Albert Harris

Personal information
- Full name: Albert Harris
- Date of birth: 16 September 1912
- Place of birth: Horden, County Durham, England
- Date of death: 1995 (aged 82)
- Place of death: Scunthorpe, Lincolnshire, England
- Height: 5 ft 8 in (1.73 m)
- Position: Outside forward

Senior career*
- Years: Team / Apps / (Gls)
- –: Hetton United
- –: Herrington Swifts
- 1930–1931: Hull City / 5 / (0)
- –: Blackhall Colliery Welfare
- 1935–1936: Newcastle United / 12 / (4)
- 1936–1937: Barnsley / 15 / (1)
- 1937–1939: Darlington / 60 / (7)
- –: Scunthorpe & Lindsey United

= Albert Harris (footballer) =

English footballer

Albert Harris (16 September 1912 – 1995) was an English footballer who made 92 appearances in the Football League playing on the wing for Hull City, Newcastle United, Barnsley and Darlington in the 1930s. He also played for Wearside League clubs Hetton United, Herrington Swifts, and Blackhall Colliery Welfare, and for Scunthorpe & Lindsey United.

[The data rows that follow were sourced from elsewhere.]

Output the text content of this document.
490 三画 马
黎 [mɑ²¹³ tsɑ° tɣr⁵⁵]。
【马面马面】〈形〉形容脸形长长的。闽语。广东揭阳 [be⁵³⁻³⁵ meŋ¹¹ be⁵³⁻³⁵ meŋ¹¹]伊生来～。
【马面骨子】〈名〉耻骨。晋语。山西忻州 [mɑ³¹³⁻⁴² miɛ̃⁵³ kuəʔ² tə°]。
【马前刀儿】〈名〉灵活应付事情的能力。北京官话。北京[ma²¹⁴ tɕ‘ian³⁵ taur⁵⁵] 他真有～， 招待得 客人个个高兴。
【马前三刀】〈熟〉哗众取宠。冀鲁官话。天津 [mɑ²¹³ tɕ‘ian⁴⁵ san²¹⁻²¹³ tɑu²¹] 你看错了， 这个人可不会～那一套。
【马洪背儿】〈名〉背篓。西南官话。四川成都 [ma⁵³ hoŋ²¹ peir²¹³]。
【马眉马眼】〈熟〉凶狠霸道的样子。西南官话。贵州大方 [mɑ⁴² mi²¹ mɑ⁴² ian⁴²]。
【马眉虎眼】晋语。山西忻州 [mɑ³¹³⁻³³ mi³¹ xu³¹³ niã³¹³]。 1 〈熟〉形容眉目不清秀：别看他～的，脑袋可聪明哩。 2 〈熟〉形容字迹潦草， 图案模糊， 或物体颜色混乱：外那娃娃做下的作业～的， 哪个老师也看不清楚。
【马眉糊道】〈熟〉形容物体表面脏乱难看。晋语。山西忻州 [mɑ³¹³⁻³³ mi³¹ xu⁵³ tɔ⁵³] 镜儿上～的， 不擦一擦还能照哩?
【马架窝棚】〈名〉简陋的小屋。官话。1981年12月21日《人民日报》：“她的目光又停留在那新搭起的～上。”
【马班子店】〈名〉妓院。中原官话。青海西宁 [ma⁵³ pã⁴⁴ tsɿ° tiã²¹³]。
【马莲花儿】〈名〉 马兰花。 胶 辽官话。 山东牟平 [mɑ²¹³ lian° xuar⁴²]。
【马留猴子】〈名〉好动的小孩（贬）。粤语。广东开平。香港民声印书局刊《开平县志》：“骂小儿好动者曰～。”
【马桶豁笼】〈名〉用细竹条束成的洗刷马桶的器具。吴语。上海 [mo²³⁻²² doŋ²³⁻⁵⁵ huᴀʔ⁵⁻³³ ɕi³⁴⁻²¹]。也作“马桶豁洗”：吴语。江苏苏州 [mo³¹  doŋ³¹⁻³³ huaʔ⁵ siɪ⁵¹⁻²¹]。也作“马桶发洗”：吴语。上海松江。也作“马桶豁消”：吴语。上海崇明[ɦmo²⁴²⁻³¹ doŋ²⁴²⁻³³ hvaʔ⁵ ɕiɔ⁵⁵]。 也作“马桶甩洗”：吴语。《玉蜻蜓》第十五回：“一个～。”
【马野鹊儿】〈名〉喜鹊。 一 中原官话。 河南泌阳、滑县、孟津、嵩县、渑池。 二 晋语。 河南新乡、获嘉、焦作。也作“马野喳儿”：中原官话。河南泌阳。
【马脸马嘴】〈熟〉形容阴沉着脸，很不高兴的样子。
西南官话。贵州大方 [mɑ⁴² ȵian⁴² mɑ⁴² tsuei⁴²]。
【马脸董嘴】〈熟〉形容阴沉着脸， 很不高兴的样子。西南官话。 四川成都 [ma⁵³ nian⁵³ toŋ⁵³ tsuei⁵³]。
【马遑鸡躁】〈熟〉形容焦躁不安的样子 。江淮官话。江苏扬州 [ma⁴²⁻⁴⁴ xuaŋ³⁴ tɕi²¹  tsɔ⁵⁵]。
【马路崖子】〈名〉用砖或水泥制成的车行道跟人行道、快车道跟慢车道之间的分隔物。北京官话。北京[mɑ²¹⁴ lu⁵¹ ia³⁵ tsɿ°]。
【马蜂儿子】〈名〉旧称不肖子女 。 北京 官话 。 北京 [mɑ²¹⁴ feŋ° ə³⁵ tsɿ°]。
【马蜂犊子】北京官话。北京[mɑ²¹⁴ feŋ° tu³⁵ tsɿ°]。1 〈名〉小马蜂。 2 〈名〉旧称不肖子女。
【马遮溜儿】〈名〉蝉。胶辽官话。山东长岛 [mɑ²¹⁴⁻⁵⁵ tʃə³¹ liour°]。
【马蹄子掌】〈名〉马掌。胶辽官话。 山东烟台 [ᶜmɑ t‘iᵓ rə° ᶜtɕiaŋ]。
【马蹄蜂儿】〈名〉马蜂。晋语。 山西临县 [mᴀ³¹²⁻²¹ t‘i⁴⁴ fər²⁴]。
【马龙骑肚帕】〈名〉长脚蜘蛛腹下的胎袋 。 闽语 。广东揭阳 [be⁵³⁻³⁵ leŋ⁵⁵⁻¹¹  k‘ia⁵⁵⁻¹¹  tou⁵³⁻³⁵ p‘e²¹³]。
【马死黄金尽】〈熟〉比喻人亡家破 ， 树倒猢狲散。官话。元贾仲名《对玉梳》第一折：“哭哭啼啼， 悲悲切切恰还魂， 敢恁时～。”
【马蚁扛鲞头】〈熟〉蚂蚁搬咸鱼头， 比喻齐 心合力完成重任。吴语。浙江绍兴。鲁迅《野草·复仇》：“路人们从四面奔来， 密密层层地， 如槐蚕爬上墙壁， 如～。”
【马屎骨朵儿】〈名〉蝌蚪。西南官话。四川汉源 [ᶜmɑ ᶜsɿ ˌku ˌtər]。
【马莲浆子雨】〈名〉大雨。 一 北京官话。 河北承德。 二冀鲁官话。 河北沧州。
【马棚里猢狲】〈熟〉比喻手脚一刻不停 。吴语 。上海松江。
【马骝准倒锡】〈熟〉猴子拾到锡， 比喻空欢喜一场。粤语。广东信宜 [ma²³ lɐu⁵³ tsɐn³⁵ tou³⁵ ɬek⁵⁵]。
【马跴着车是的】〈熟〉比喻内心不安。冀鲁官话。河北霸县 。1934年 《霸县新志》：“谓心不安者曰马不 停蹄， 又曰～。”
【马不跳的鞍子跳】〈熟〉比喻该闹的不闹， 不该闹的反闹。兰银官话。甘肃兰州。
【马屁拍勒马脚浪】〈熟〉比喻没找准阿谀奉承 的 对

Harris represented Durham Schools at under-15 level, playing for the team for two seasons, 1925–26 and 1926–27, rather than the customary one.

During the 1937–38 season, Harris and fellow forward Albert Brallisford were invited to "explain their recent poor form" to Darlington's chairman and manager; while Harris's Darlington career continued, Brallisford never played for the club again.